The Fragmentation of Our Natural Habitats
Unfortunately, land use for residential, road corridors and farming purposes in Southern Ontario has created a fragmentation of our forest cover. Urban sprawl through the creation of pavement and buildings permanently results fragmentation. This permanent loss of habitat for many bird species that historically lived and reproduced in larger tracts of unbroken forests has, in turn, led to the decline of many songbirds. This fragmentation has also benefited many of the predator species such as the crows, squirrels, raccoons, domestic cats, sea gulls and blue jays, as the feeding opportunities for these species are increased through the prevalence of surrounding crops, urban bird feeders, and municipal dump sites. Consequently, it is not only the size of the woodlots themselves that come into play, but the nature and characteristics of the surrounding landscape.
The habitats created by the boundaries of these broken up wood lots then have a big impact on the abundance of species and their survival rates. These ‘edge’ or ‘boundary’ habitats vary widely in structure and function, resulting in increased nest predation and brood parasitism. Cowbirds, for instance, which are well adapted to remove the eggs of the host species from their nests and substituting their own eggs, are attracted to the open habitat of these shrubby areas. Further in from the forest edges towards the centers of any woodlot the insect populations are stabilized, unlike the boundary zones where their communities are negatively impacted by the warmer dryer conditions. This has a direct impact on the food reserves for these birds. Some species are however, better adapted to the boundary conditions. Others are more vulnerable.
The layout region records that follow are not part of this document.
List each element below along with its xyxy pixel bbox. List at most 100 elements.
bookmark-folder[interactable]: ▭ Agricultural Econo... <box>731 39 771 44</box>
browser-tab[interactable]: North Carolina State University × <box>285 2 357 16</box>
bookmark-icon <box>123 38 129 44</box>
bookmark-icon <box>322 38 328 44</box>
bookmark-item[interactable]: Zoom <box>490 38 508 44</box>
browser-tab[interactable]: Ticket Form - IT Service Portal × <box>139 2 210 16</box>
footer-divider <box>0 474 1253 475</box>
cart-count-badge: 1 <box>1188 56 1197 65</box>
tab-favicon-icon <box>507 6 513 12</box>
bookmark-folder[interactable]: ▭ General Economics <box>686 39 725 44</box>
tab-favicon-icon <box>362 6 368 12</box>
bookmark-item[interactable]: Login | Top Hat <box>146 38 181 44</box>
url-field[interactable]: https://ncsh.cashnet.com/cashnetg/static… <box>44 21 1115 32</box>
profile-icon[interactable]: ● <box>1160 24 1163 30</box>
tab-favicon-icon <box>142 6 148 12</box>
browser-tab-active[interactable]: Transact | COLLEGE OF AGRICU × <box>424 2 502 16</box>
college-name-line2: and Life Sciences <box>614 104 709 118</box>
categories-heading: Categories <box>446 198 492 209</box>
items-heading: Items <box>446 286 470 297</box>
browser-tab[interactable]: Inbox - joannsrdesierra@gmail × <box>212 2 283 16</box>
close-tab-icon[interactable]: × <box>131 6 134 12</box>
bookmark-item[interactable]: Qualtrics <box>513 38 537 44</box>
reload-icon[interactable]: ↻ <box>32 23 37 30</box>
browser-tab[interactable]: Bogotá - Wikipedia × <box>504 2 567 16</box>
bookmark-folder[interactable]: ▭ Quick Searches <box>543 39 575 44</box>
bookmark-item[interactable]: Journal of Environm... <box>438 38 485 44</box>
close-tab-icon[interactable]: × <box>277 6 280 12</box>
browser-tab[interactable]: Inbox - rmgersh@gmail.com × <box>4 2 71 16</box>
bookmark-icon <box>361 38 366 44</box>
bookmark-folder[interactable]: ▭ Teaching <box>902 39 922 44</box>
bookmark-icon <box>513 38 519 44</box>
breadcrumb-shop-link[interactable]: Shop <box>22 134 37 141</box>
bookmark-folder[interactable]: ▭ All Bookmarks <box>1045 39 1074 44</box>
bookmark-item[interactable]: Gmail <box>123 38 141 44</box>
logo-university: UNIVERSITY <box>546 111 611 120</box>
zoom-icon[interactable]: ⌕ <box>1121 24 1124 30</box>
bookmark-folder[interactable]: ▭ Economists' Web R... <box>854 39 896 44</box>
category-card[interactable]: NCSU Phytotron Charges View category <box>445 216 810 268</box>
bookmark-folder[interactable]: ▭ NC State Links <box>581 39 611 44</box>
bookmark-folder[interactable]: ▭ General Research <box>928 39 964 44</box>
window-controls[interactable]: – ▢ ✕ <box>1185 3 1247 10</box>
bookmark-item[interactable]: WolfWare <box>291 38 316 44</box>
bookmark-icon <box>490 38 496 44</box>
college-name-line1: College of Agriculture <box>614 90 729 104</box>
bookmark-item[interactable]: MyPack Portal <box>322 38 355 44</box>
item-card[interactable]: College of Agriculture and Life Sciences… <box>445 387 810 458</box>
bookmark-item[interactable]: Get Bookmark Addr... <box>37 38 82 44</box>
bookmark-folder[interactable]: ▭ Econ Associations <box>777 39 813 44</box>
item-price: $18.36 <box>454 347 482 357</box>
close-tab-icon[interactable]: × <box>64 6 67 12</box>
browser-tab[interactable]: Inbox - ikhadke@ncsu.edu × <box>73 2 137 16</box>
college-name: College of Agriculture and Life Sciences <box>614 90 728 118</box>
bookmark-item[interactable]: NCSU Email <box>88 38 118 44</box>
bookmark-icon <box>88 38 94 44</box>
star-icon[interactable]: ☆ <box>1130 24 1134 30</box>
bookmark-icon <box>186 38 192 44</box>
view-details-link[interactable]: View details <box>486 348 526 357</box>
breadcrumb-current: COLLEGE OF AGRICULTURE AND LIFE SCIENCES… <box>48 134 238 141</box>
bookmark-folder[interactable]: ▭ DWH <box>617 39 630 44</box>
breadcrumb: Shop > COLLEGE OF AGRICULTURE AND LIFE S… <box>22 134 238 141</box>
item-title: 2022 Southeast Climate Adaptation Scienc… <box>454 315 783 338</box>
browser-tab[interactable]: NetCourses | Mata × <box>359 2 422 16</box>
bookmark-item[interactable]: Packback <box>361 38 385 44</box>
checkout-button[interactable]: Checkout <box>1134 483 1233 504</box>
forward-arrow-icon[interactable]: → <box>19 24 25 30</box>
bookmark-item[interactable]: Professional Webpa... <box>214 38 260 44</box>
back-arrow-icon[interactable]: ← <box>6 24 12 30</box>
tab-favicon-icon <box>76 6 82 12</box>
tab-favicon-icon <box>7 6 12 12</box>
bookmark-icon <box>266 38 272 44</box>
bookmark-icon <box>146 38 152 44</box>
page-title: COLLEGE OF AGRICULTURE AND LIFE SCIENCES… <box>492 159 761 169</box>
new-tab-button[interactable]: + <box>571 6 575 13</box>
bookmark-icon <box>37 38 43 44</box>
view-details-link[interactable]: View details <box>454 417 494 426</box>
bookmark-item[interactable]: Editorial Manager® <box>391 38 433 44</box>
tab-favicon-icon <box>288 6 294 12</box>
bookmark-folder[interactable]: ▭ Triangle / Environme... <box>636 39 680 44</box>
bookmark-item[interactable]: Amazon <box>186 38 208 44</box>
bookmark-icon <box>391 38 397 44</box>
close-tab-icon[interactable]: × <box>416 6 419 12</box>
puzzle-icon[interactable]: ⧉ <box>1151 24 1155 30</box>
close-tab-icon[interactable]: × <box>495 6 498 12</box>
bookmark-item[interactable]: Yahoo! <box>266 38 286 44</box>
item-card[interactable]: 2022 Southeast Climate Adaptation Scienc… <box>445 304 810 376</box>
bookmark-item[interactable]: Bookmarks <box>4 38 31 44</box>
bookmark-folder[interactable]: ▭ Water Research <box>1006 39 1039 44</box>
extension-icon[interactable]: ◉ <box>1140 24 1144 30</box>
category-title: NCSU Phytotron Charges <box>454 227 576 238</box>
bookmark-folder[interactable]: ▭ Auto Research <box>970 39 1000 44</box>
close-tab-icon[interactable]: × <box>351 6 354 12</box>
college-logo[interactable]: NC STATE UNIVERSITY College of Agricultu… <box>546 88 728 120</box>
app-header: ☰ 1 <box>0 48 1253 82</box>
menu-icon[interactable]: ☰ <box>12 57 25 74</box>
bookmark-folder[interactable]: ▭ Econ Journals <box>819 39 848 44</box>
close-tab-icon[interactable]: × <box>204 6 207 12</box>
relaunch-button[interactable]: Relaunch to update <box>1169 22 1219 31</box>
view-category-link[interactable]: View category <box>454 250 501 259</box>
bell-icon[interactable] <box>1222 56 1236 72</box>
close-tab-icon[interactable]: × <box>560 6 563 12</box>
The shape of a woodlot is very important, as this defines how much boundary habitat and how much interior habitat exists. Woodlots that are round or square in shape provide for larger interior areas than woodlots that are long and narrow. Because of this connectivity is important, however preserving the larger areas of woodlots- preferably 100 – 200 hectares, is important in order to sustain sensitive species. The amount of forest cover plays a critical role in determining the variety of bird species that are found in any one area.